This image from the same publication heads off a short article about British pop artist Eliza Doolittle, whom I know nothing about and (judging from the description of her music as Lilly-Allen-esque) most likely never will know anything about. Despite my disinterest in the product she's selling, I really enjoy the way she is presented on the page here. The black and white graphic wallpaper behind her vibrates in an enthralling way and sets off her inky locks, and I like the primary color pallet--especially how the yellow of her bracelet is accentuated in the lettering and the seal in the lower right-hand corner. I love that font, round and fat like archetypal teenage-girl scrawl, and I like its tilted/off-balance presentation. I also like how the image is slightly over-exposed; everything on the page is very stark. Generally this page evokes youth and playfulness, with a little funky edge mixed in (all descriptors I'll bet her label rep uses when trying to push her music, as well).


 For the next two images, I go to the land of album art.
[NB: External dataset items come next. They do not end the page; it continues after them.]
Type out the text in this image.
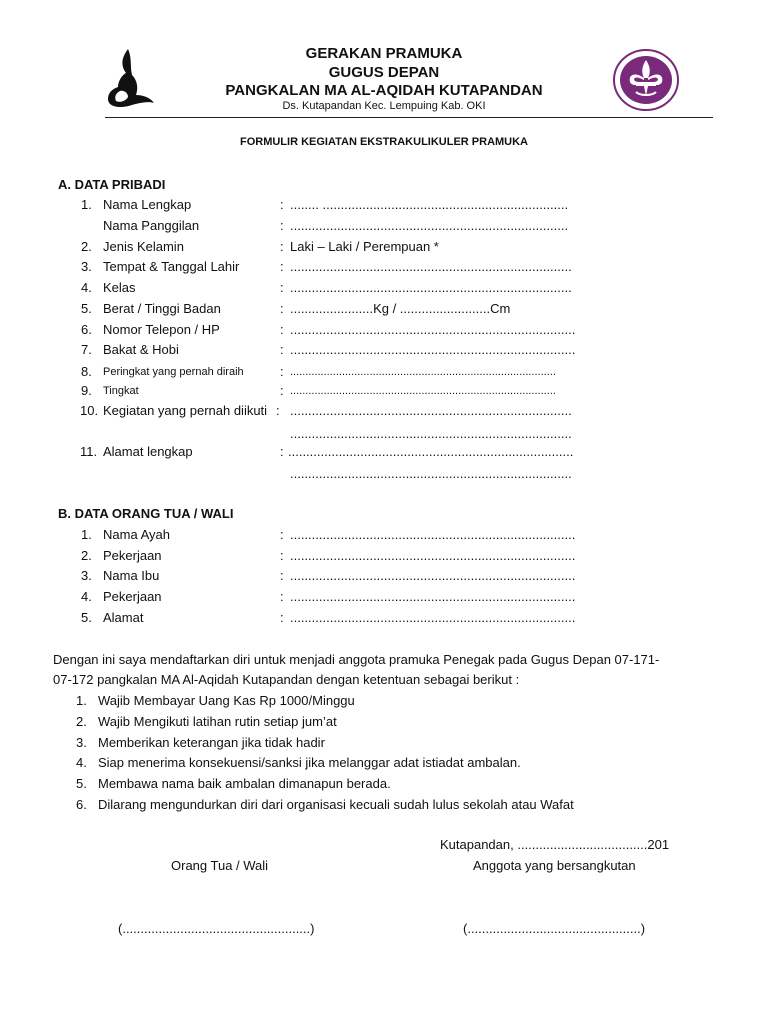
GERAKAN PRAMUKA
GUGUS DEPAN
PANGKALAN MA AL-AQIDAH KUTAPANDAN
Ds. Kutapandan Kec. Lempuing Kab. OKI
FORMULIR KEGIATAN EKSTRAKULIKULER PRAMUKA
A. DATA PRIBADI
1. Nama Lengkap	: ........ ....................................................................
Nama Panggilan	: .............................................................................
2. Jenis Kelamin	: Laki – Laki / Perempuan *
3. Tempat & Tanggal Lahir	: ..............................................................................
4. Kelas	: ..............................................................................
5. Berat / Tinggi Badan	: .......................Kg / .........................Cm
6. Nomor Telepon / HP	: ...............................................................................
7. Bakat & Hobi	: ...............................................................................
8. Peringkat yang pernah diraih	: .......................................................................................
9. Tingkat	: .......................................................................................
10. Kegiatan yang pernah diikuti : ..............................................................................
..............................................................................
11. Alamat lengkap	: ...............................................................................
..............................................................................
B. DATA ORANG TUA / WALI
1. Nama Ayah	: ...............................................................................
2. Pekerjaan	: ...............................................................................
3. Nama Ibu	: ...............................................................................
4. Pekerjaan	: ...............................................................................
5. Alamat	: ...............................................................................
Dengan ini saya mendaftarkan diri untuk menjadi anggota pramuka Penegak pada Gugus Depan 07-171-
07-172 pangkalan MA Al-Aqidah Kutapandan dengan ketentuan sebagai berikut :
1. Wajib Membayar Uang Kas Rp 1000/Minggu
2. Wajib Mengikuti latihan rutin setiap jum’at
3. Memberikan keterangan jika tidak hadir
4. Siap menerima konsekuensi/sanksi jika melanggar adat istiadat ambalan.
5. Membawa nama baik ambalan dimanapun berada.
6. Dilarang mengundurkan diri dari organisasi kecuali sudah lulus sekolah atau Wafat
Kutapandan, ....................................201
Orang Tua / Wali	Anggota yang bersangkutan
(....................................................)	(................................................)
There are probably hundreds of websites devoted to ridiculous record covers, but many of them are just silly (i.e., not necessarily poorly designed). This cover, however, featuring former Jane's Addiction frontman Perry Ferrel, is just atrocious all around. I hate it when people have money to spend on good graphic designers and still end up with something that looks like it's really badly photo-shopped. Hate the color pallet. Looks like someone threw up Pepto-Bismol on a smurf. I have no idea what is going on in this image. And who's the chick with the yellow hair? What's the point? Lame.


I love love love this album cover. I bought it, not just because of the personel involved with the project but because I just couldn't tear my eyes away from the way it's put together. I adore that font and the crispness of the geometric image underneath the text. The composition harkens back to the way jazz album art used to be dealt with (text on top, image beneath with a line demarcating a boundary between the two). I like the right justified text in the upper right-hand corner. In general, the austerity of the black and white image and letters is (for me) utterly eye-catching. I can only guess that, with a name like Zurich, the designers thought referencing Dada might be a cool thing to do. It's so severe and minimal, and it makes me happy to look at it!